Enantiomericity is a particular case in which the configurations are two and are mirrored one another. Making it more general, there may be molecules in which the atoms are linked in the same way, but with different orientations and not always these arrangements are such as to produce specular copies.
These molecules are called stereoisomers and non-overlapping copies are calledepimers.

From a physical point of view, the stereoisomers of a molecule all have the same properties, for example color, melting point, and so on. And chemically all react in the same way with non-chiral molecules.
What changes, however, is the way they react with other chiral molecules. Since organic, chiral molecules are in abundance, the fact that a compound is an epimere rather than another makes a significant difference.

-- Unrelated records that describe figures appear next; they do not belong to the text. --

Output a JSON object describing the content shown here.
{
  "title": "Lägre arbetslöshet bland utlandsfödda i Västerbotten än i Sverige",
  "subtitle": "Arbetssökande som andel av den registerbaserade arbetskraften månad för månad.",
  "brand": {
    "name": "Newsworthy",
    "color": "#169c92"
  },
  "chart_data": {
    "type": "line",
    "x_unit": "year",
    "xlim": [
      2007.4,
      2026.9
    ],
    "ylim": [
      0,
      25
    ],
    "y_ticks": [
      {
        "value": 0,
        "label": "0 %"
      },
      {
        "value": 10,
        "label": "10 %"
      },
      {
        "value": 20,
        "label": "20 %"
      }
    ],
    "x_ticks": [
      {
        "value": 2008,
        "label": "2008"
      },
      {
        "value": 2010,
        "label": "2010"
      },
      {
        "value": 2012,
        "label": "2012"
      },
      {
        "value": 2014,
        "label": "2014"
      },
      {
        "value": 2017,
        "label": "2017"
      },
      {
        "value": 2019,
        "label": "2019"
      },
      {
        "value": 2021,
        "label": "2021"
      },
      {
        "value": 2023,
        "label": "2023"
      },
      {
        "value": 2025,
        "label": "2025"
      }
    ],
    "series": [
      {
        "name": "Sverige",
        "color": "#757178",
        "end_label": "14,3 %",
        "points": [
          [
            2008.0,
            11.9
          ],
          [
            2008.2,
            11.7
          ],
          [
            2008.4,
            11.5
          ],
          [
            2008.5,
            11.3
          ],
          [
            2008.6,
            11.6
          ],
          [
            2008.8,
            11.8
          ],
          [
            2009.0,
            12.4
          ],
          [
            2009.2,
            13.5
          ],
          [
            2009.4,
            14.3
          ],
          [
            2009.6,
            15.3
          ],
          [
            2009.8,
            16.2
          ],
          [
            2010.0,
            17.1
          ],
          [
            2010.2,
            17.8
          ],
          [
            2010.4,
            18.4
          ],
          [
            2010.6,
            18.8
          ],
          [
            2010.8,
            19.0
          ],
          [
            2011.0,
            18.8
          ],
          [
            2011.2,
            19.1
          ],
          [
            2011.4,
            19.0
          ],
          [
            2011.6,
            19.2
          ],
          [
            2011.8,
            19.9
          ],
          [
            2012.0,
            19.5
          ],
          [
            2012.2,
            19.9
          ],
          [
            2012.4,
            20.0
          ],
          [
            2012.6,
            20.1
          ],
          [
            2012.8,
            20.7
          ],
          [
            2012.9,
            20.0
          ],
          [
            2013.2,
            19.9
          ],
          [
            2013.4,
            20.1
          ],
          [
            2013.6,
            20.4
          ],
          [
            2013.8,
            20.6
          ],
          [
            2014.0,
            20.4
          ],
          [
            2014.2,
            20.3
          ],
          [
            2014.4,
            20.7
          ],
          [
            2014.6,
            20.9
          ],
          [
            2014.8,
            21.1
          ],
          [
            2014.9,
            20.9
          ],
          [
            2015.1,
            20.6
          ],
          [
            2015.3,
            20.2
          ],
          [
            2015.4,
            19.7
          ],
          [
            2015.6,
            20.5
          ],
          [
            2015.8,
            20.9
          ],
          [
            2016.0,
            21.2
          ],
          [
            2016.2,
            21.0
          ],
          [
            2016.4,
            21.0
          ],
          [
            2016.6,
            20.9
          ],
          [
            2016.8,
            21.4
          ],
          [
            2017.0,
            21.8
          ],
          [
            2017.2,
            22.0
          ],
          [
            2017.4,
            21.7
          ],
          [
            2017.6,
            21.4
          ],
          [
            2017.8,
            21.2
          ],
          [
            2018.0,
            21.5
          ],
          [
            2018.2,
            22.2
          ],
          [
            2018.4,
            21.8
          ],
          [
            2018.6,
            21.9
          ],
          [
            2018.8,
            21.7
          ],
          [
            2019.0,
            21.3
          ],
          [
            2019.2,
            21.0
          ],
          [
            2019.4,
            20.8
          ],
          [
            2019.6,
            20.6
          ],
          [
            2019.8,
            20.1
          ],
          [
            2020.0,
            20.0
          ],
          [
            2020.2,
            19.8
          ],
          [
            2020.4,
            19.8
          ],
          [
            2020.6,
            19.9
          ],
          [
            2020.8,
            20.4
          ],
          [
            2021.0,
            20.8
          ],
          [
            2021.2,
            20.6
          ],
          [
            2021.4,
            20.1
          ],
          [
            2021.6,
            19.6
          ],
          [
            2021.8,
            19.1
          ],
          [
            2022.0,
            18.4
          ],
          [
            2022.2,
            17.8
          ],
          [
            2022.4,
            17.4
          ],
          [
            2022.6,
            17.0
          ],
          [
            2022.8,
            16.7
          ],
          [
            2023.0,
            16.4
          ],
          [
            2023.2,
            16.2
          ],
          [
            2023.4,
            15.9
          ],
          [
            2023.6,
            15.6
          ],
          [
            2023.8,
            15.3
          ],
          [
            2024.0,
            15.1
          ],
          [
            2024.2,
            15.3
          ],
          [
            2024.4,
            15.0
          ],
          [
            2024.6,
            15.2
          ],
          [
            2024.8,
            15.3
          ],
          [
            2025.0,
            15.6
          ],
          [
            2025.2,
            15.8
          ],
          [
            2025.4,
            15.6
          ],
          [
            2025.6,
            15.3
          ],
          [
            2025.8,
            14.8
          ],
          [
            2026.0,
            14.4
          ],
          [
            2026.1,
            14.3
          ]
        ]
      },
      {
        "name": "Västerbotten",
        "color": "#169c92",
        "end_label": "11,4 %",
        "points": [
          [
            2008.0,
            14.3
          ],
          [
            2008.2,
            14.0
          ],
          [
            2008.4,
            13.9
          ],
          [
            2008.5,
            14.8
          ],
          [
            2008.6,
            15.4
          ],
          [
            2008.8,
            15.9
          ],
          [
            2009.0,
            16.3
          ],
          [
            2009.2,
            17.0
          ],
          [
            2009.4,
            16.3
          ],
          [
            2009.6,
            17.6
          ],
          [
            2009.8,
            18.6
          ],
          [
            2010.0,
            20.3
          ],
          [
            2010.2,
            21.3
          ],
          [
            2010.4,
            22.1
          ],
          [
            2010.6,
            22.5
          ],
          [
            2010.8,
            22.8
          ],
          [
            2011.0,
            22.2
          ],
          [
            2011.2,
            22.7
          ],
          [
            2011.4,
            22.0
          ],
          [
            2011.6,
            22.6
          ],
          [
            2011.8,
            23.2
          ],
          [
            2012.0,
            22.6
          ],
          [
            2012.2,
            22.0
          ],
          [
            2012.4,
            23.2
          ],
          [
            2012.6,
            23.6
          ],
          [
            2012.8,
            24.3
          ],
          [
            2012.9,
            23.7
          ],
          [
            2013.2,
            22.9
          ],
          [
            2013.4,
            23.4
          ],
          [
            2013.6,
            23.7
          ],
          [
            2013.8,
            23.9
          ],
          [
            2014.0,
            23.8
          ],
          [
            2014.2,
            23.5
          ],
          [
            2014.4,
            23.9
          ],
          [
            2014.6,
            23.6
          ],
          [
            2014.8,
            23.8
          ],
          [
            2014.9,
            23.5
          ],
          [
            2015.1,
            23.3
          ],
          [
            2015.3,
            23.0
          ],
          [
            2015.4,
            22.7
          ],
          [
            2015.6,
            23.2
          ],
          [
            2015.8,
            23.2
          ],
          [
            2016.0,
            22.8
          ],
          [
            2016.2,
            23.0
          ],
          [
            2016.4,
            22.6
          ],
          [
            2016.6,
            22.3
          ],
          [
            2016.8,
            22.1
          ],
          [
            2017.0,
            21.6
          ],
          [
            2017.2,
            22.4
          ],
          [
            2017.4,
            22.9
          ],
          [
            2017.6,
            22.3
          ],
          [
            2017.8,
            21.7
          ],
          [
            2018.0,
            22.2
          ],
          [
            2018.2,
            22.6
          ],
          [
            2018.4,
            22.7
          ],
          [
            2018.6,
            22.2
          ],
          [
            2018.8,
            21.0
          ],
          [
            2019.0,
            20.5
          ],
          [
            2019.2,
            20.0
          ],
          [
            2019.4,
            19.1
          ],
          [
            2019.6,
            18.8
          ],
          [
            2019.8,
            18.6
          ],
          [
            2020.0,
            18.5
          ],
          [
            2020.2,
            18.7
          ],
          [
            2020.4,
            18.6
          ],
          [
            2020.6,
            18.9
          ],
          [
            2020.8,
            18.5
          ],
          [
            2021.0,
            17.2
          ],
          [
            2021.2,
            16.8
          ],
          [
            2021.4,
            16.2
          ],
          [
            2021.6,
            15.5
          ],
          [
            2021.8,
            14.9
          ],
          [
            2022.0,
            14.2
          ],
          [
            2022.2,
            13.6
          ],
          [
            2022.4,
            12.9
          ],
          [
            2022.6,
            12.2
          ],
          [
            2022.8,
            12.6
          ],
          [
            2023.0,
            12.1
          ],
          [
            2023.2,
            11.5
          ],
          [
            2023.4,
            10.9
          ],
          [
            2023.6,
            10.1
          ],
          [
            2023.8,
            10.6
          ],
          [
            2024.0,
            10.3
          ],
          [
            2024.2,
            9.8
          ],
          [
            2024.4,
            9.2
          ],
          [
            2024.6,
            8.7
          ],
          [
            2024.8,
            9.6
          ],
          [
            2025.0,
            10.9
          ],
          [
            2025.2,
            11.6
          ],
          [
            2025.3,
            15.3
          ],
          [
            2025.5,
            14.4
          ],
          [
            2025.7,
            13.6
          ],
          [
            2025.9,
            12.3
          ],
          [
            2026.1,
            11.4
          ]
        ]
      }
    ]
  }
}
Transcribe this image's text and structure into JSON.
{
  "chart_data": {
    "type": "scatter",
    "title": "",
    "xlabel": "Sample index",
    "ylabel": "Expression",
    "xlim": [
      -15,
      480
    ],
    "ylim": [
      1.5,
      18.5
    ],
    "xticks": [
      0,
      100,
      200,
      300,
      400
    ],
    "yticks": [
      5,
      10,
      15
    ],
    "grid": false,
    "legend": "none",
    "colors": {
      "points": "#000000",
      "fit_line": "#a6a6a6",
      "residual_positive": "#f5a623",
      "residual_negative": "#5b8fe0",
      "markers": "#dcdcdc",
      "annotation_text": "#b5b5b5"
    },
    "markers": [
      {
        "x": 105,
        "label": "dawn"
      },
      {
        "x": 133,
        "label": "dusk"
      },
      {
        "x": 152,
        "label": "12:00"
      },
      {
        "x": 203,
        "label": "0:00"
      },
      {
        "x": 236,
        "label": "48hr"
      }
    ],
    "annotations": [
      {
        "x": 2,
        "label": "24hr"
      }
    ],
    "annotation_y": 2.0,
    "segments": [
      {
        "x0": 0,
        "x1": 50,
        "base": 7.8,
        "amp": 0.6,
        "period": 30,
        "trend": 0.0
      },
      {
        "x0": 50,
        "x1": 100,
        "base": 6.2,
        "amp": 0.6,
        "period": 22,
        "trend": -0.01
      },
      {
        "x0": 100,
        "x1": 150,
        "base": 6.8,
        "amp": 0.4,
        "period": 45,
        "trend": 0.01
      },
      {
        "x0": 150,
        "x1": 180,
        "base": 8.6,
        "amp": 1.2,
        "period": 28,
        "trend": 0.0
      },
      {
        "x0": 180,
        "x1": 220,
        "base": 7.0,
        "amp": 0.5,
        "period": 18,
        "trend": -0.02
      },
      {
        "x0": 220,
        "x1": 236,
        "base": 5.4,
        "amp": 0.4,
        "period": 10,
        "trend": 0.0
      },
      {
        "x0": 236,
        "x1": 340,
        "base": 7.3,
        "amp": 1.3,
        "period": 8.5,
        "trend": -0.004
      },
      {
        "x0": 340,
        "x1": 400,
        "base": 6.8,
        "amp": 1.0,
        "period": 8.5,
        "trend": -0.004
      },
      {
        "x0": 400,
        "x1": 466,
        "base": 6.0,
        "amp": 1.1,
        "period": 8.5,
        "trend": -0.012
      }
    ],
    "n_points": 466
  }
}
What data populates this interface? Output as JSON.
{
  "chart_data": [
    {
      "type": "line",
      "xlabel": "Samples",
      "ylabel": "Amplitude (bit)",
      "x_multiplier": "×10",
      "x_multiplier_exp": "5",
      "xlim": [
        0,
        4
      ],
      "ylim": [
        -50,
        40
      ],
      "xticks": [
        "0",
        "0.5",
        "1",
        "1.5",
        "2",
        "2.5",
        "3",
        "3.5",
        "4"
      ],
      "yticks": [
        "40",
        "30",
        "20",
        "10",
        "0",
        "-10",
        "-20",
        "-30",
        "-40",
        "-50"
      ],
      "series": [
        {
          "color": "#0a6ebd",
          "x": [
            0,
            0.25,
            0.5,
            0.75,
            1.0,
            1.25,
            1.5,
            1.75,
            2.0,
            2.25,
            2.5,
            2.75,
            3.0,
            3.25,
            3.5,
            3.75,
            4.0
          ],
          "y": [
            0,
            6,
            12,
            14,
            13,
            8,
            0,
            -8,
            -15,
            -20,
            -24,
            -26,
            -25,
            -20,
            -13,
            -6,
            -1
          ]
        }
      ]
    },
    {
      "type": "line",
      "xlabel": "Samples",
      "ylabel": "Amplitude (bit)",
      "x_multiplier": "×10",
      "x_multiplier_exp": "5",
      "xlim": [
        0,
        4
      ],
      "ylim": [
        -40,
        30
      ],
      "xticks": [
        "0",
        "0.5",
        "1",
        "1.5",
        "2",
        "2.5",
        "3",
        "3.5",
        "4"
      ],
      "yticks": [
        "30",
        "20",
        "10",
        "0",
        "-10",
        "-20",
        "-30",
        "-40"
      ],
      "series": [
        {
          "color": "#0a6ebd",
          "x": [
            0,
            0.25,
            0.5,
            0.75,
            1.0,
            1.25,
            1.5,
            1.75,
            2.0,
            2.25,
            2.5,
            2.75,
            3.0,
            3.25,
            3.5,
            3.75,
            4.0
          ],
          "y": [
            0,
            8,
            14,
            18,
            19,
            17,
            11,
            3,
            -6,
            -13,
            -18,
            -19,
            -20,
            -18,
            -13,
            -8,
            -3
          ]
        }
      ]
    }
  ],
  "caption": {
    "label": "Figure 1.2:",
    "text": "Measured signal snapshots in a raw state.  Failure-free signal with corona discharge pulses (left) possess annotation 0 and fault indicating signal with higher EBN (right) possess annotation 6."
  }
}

For example, among sugars, the biologically important ones are predominantly those of the D series characterized by a specific orientation of one of the H-C-OH groups.

The scholar who has made a fundamental contribution to this field of chemistry is Emil Fischer.
In his stereoisomer studies, Fischer used what was later called Fischer Projection.
This is a set of conventions to represent in the plane the positions of atoms in space.
In the following picture you can see a simplified molecule showing a chiral center, through which the projection plane passes, and 4 functional groups A, B, X, and Y which are linked to the chiral center.
In the projection process the four groups come to form a cross in which the segments A and B, besides being to the right and left of the center, are also OVER the projection plane, while the other two are under.

projection

In this representation, swapping AB with XY means tripling the projection plane, that is to convert an enantiomer into the other.

Fischer applied this technique to the representation of glyceraldehyde leading to the definition of D-glyceraldehyde and L-glyceraldehyde.

gliceraldehyde

As we have said, biologically relevant sugars are those of the “D” series, but also the amino acids have stereoisomeric characteristics and also in this case, in the living organisms, only one family, called “L”, is actually used in cells.